He Said: Like movie, nose wiggle a little off
The casting of “Bewitched” is such a master stroke it seems like the filmmakers could have stopped there.
The problem is, it appears they did.
According to the Internet Movie Database, Jennifer Aniston, Gwyneth Paltrow, Cameron Diaz and Alicia Silverstone competed with Nicole Kidman to play TV witch Samantha. Technically, the other actresses were vying with Kidman to play the witch playing the witch. No spoiler here ” the central gag of “Bewitched” is Will Ferrell stars as a washed-up actor who’s remaking the old television show and accidentally casts a real witch.
Kidman seems like the best choice ” almost cute and charming enough to provide a little relief in an otherwise very bad movie, storing just a hint of “Practical Magic” mischief in her arched eyebrow. There’s just one major problem: Kidman’s character, Isabel Bigelow, lands the witch role on the show because she can twitch her nose just like the original Samantha, Elizabeth Montgomery.

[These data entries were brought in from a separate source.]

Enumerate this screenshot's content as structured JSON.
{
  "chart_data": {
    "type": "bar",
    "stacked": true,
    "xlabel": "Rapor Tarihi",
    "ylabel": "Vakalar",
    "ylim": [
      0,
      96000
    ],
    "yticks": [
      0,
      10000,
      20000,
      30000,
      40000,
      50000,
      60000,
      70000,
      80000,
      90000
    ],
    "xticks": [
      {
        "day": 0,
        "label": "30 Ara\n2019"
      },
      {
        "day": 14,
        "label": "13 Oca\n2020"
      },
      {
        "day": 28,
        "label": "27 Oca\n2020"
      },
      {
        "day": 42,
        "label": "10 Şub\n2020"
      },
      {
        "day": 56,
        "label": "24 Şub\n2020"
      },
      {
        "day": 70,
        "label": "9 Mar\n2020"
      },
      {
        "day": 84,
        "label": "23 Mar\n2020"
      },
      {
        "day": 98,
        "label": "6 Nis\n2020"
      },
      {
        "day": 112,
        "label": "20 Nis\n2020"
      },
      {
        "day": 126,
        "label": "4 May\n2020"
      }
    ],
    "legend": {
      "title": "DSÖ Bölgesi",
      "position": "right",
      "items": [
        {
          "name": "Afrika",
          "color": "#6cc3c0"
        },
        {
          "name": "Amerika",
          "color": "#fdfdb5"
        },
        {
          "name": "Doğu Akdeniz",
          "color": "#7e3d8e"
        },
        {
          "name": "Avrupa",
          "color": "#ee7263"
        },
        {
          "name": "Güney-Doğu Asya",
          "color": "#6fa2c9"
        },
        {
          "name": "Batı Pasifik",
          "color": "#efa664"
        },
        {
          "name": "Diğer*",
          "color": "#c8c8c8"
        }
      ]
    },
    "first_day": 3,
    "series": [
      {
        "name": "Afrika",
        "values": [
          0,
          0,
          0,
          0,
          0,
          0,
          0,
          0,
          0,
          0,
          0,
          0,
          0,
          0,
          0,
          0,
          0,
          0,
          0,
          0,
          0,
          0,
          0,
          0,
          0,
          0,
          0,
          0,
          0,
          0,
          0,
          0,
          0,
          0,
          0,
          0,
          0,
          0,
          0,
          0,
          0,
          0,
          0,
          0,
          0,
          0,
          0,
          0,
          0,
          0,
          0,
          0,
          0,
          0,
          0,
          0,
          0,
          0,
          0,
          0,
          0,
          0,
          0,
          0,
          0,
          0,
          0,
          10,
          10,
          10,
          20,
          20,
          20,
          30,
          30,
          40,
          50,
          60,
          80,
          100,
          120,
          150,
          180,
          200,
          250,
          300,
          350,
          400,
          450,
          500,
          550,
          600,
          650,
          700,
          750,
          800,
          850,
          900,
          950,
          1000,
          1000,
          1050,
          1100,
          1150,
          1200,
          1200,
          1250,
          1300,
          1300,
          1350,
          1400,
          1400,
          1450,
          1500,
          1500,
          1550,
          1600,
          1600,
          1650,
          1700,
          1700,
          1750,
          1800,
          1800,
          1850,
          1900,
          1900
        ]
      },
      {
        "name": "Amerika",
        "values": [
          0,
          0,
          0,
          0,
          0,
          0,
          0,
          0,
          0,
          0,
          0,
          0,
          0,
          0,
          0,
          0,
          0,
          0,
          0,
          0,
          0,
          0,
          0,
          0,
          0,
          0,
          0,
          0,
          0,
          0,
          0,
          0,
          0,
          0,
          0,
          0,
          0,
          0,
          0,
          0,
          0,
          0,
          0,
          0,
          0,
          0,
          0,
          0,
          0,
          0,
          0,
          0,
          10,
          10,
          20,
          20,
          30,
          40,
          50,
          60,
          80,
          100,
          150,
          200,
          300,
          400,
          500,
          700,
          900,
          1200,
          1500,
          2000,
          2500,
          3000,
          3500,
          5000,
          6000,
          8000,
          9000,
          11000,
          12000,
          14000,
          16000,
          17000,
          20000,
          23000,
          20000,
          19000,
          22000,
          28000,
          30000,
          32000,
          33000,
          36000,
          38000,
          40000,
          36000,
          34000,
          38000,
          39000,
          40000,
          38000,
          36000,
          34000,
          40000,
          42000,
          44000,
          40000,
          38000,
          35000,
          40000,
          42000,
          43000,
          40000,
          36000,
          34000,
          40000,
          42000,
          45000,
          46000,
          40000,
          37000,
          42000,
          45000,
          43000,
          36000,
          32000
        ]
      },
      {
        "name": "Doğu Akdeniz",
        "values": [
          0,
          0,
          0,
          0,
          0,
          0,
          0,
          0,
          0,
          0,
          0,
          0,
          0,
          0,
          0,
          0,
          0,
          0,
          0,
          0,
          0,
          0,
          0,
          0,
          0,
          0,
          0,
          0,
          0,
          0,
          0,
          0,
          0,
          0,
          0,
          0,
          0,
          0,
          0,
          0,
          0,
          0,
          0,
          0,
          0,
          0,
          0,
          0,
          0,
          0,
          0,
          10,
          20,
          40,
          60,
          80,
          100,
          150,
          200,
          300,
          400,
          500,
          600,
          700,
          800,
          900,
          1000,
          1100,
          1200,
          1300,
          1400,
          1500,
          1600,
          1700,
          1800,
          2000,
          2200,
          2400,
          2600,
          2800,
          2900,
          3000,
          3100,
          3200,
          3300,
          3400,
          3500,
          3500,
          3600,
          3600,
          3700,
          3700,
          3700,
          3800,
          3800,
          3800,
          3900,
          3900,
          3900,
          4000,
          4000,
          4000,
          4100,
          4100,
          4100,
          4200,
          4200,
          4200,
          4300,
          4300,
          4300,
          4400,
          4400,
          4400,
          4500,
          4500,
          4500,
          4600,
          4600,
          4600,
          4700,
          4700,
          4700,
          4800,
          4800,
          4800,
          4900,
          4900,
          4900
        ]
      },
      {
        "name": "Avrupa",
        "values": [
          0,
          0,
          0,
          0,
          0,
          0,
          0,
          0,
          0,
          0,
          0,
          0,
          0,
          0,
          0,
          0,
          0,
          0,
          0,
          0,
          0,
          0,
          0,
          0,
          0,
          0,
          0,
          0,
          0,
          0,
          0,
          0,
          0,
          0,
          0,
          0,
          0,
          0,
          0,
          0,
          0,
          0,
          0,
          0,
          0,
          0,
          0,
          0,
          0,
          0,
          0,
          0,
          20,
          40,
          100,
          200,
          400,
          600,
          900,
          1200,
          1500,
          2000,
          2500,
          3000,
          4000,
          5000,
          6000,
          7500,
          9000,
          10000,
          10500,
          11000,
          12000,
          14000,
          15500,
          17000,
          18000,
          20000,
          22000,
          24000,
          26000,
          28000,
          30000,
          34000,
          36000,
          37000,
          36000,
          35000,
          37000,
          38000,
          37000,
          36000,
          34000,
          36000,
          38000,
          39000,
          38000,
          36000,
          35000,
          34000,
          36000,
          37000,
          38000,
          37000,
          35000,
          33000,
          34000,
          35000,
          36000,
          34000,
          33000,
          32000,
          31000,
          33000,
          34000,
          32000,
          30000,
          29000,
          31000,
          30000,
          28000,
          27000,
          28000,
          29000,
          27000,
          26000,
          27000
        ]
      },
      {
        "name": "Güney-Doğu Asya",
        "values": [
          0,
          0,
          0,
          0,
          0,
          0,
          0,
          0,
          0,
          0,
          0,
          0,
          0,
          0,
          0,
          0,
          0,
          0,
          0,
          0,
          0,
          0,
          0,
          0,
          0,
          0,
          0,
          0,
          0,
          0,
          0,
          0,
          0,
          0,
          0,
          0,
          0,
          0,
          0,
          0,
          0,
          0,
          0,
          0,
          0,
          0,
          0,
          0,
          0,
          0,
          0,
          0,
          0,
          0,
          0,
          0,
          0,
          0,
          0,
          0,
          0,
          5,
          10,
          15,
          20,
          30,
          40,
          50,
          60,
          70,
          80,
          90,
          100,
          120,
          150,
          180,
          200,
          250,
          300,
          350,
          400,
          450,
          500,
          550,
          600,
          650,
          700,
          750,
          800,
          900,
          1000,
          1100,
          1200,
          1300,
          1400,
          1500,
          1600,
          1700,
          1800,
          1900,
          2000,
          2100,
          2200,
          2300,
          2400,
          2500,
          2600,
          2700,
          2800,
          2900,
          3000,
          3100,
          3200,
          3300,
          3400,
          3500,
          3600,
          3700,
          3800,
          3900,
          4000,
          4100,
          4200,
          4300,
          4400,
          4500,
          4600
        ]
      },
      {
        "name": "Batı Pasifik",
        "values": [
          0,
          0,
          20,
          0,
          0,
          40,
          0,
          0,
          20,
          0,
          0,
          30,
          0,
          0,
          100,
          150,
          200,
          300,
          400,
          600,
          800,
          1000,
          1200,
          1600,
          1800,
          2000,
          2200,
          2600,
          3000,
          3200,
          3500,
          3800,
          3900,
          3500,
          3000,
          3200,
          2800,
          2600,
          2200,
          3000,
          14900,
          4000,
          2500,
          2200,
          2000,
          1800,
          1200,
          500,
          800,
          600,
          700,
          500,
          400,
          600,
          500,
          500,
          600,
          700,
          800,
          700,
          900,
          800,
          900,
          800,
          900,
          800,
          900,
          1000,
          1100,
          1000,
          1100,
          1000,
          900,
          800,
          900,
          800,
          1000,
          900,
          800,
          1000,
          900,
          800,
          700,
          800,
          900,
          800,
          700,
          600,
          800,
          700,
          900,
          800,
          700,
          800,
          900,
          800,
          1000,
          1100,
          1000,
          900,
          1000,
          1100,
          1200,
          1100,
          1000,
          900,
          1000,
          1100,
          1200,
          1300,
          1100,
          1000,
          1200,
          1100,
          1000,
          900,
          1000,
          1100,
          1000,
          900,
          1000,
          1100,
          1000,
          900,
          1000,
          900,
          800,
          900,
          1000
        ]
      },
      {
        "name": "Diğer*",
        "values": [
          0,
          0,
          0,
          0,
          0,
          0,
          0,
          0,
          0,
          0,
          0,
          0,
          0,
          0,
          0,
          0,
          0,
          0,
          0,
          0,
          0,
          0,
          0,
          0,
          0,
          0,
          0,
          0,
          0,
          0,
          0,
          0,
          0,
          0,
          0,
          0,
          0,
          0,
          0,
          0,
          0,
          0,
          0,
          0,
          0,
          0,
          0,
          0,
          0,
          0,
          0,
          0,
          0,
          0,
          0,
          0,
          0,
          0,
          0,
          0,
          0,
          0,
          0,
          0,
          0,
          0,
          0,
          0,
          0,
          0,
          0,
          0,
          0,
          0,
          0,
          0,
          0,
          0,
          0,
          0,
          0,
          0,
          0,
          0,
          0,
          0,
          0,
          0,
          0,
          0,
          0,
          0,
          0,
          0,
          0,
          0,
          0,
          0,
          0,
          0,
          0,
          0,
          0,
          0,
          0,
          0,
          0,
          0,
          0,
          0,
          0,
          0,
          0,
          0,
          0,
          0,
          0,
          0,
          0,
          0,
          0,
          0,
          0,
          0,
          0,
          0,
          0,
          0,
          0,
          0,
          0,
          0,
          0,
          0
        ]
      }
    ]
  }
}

Thing is, Kidman can’t twitch her nose like Montgomery could ” she purses her lips, wiggles them, and her nose kind of follows. It’s emblematic of the movie’s quality that “Bewitched” would cast Kidman, who can’t wiggle her nose, as a woman who lands a television part solely because she can supposedly wiggle her nose: “Full Frontal” for idiots.
The ironically inspired casting carries from Kidman to her co-star, Ferrell, who makes a perfect Darren by virtue of bumbling and being bland. Ferrell’s level of overexposure even lends a level of authenticity to his character, hacky Jack Wyatt.
Beyond the two leads, the casting remains excellent, from Shirley MacLaine hamming it up as the actress playing Endora to seemingly every member of “The Daily Show” in pitch-perfect cameos. Along with the movie’s central conceit ” a remake of “Bewitched” about a remake of “Bewitched” ” those choices would seem to set the stage for either some meta-dramatic humor or biting Hollywood satire.
But instead of following the lead of, say, “Noises Off” or “Get Shorty,” this latest in a long line of lowest-common-denominator remakes opts for hokey hocus-pocus jokes instead.